At the designated time (after the Trail Blazers game ended), I turned on the NBA game on TNT to see a rather surprising sight. It was a Lakers home game; I know because I saw the logo mid-court, but there was a team in blue playing a team in red. No purple and gold! "Who's playing in the Lakers' arena?" my eldest daughter asked me. I enjoy her clever wit at times. I later saw the LeBrons wearing some alternative blue uniform and the Nuggets, their opponent, wearing some alternative red unis. I'd always seen Denver's basketball team wear navy and gold outfits, if not their whites. Perhaps I'm not entrepreneurial enough, but I like simple, consistent sports team uniforms. Obviously, the NBA, like other professional sports leagues, is losing money on lack of gate and concession sales in this pandemic. One way to make up some cash is to create new jerseys to sell. New merchandise equals new interest and more stuff to buy, but it just confuses an old schooler like me .

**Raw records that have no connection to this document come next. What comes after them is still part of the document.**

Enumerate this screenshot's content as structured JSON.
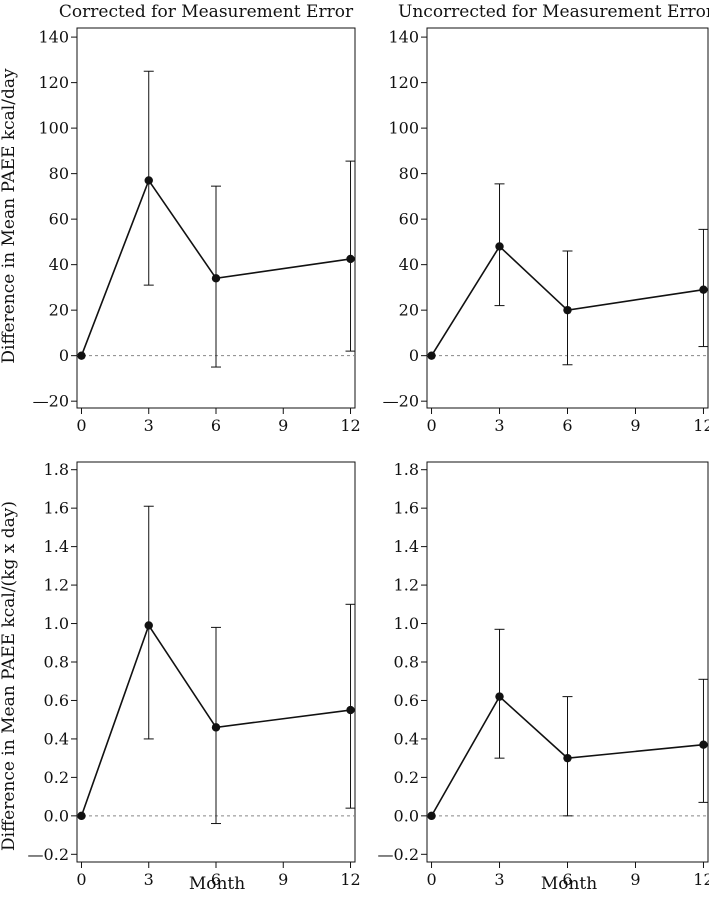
{
  "column_titles": [
    "Corrected for Measurement Error",
    "Uncorrected for Measurement Error"
  ],
  "row_ylabels": [
    "Difference in Mean PAEE kcal/day",
    "Difference in Mean PAEE kcal/(kg x day)"
  ],
  "xlabel": "Month",
  "chart_data": [
    {
      "type": "line",
      "title": "Corrected for Measurement Error",
      "ylabel": "Difference in Mean PAEE kcal/day",
      "xlabel": "",
      "x": [
        0,
        3,
        6,
        12
      ],
      "y": [
        0,
        77,
        34,
        42.5
      ],
      "err_low": [
        0,
        31,
        -5,
        2
      ],
      "err_high": [
        0,
        125,
        74.5,
        85.5
      ],
      "xlim": [
        -0.2,
        12.2
      ],
      "ylim": [
        -23,
        144
      ],
      "xticks": [
        0,
        3,
        6,
        9,
        12
      ],
      "xtick_labels": [
        "0",
        "3",
        "6",
        "9",
        "12"
      ],
      "yticks": [
        -20,
        0,
        20,
        40,
        60,
        80,
        100,
        120,
        140
      ],
      "ytick_labels": [
        "—20",
        "0",
        "20",
        "40",
        "60",
        "80",
        "100",
        "120",
        "140"
      ],
      "ref_line": 0
    },
    {
      "type": "line",
      "title": "Uncorrected for Measurement Error",
      "ylabel": "",
      "xlabel": "",
      "x": [
        0,
        3,
        6,
        12
      ],
      "y": [
        0,
        48,
        20,
        29
      ],
      "err_low": [
        0,
        22,
        -4,
        4
      ],
      "err_high": [
        0,
        75.5,
        46,
        55.5
      ],
      "xlim": [
        -0.2,
        12.2
      ],
      "ylim": [
        -23,
        144
      ],
      "xticks": [
        0,
        3,
        6,
        9,
        12
      ],
      "xtick_labels": [
        "0",
        "3",
        "6",
        "9",
        "12"
      ],
      "yticks": [
        -20,
        0,
        20,
        40,
        60,
        80,
        100,
        120,
        140
      ],
      "ytick_labels": [
        "—20",
        "0",
        "20",
        "40",
        "60",
        "80",
        "100",
        "120",
        "140"
      ],
      "ref_line": 0
    },
    {
      "type": "line",
      "title": "",
      "ylabel": "Difference in Mean PAEE kcal/(kg x day)",
      "xlabel": "Month",
      "x": [
        0,
        3,
        6,
        12
      ],
      "y": [
        0,
        0.99,
        0.46,
        0.55
      ],
      "err_low": [
        0,
        0.4,
        -0.04,
        0.04
      ],
      "err_high": [
        0,
        1.61,
        0.98,
        1.1
      ],
      "xlim": [
        -0.2,
        12.2
      ],
      "ylim": [
        -0.24,
        1.84
      ],
      "xticks": [
        0,
        3,
        6,
        9,
        12
      ],
      "xtick_labels": [
        "0",
        "3",
        "6",
        "9",
        "12"
      ],
      "yticks": [
        -0.2,
        0.0,
        0.2,
        0.4,
        0.6,
        0.8,
        1.0,
        1.2,
        1.4,
        1.6,
        1.8
      ],
      "ytick_labels": [
        "—0.2",
        "0.0",
        "0.2",
        "0.4",
        "0.6",
        "0.8",
        "1.0",
        "1.2",
        "1.4",
        "1.6",
        "1.8"
      ],
      "ref_line": 0
    },
    {
      "type": "line",
      "title": "",
      "ylabel": "",
      "xlabel": "Month",
      "x": [
        0,
        3,
        6,
        12
      ],
      "y": [
        0,
        0.62,
        0.3,
        0.37
      ],
      "err_low": [
        0,
        0.3,
        0.0,
        0.07
      ],
      "err_high": [
        0,
        0.97,
        0.62,
        0.71
      ],
      "xlim": [
        -0.2,
        12.2
      ],
      "ylim": [
        -0.24,
        1.84
      ],
      "xticks": [
        0,
        3,
        6,
        9,
        12
      ],
      "xtick_labels": [
        "0",
        "3",
        "6",
        "9",
        "12"
      ],
      "yticks": [
        -0.2,
        0.0,
        0.2,
        0.4,
        0.6,
        0.8,
        1.0,
        1.2,
        1.4,
        1.6,
        1.8
      ],
      "ytick_labels": [
        "—0.2",
        "0.0",
        "0.2",
        "0.4",
        "0.6",
        "0.8",
        "1.0",
        "1.2",
        "1.4",
        "1.6",
        "1.8"
      ],
      "ref_line": 0
    }
  ]
}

"If a ball never lied in its life, it never lied more than it did right there." After one of the Nuggets players (probably Jokic or Murray) was called for a touch foul, according to one of the guys on the radio call for Denver at Los Angeles on the Altitude Sports Network, Kyle Kuzma missed both free throws, one of which was air-balled. "Ball don't lie.", made famous by Portland's Rasheed Wallace, is one of the greatest commentaries of sports justice ever! If the fouled player misses the free throws after a questionable call, all parties seem to concede that it wasn't really a foul after all because the ball don't lie. This prompted the quote above. It got me to thinking how it'd be nice if we could secure justice this way in other areas of life. When the bride gets upset because she can't find something and accuses me of losing it, she could just go outside and put up a couple of shots from 15 feet. If she misses, I'm in the clear: "Ball don't lie, baby!"
(Image credit: Jacopo Meazzini- Pinterest) I started a 21 day reading challenge in the YouVersion Bible app. I've decided to wake up half an hour earlier to fit it in my abundantly full lifestyle. This morning, I read four consecutive chapters in Genesis, giving account of Jacob, Esau and Joseph. Directly following the well-known account of Joseph, his coat, his jealous brothers, his slavery and landing in prison due to a scorned woman's accusations, there's this much less known account of Joseph's older brother Judah. I assume it's the same Judah from which the tribe comes and from which we get one of Christ's titles: the Lion of Judah. Greatly, he may be remembered, yet in the 38th chapter of the inaugural book of scripture, Judah had sexual relations with his daughter-in-law, because she was disguised and he thought she was a whore. He had been recently widowed and it seems she was upset that he didn't give her to his third son as a wife after his first two sons died as her husbands. I guess he needed release and she wanted to trick him and it ended up saving her life. You can't make this shit up.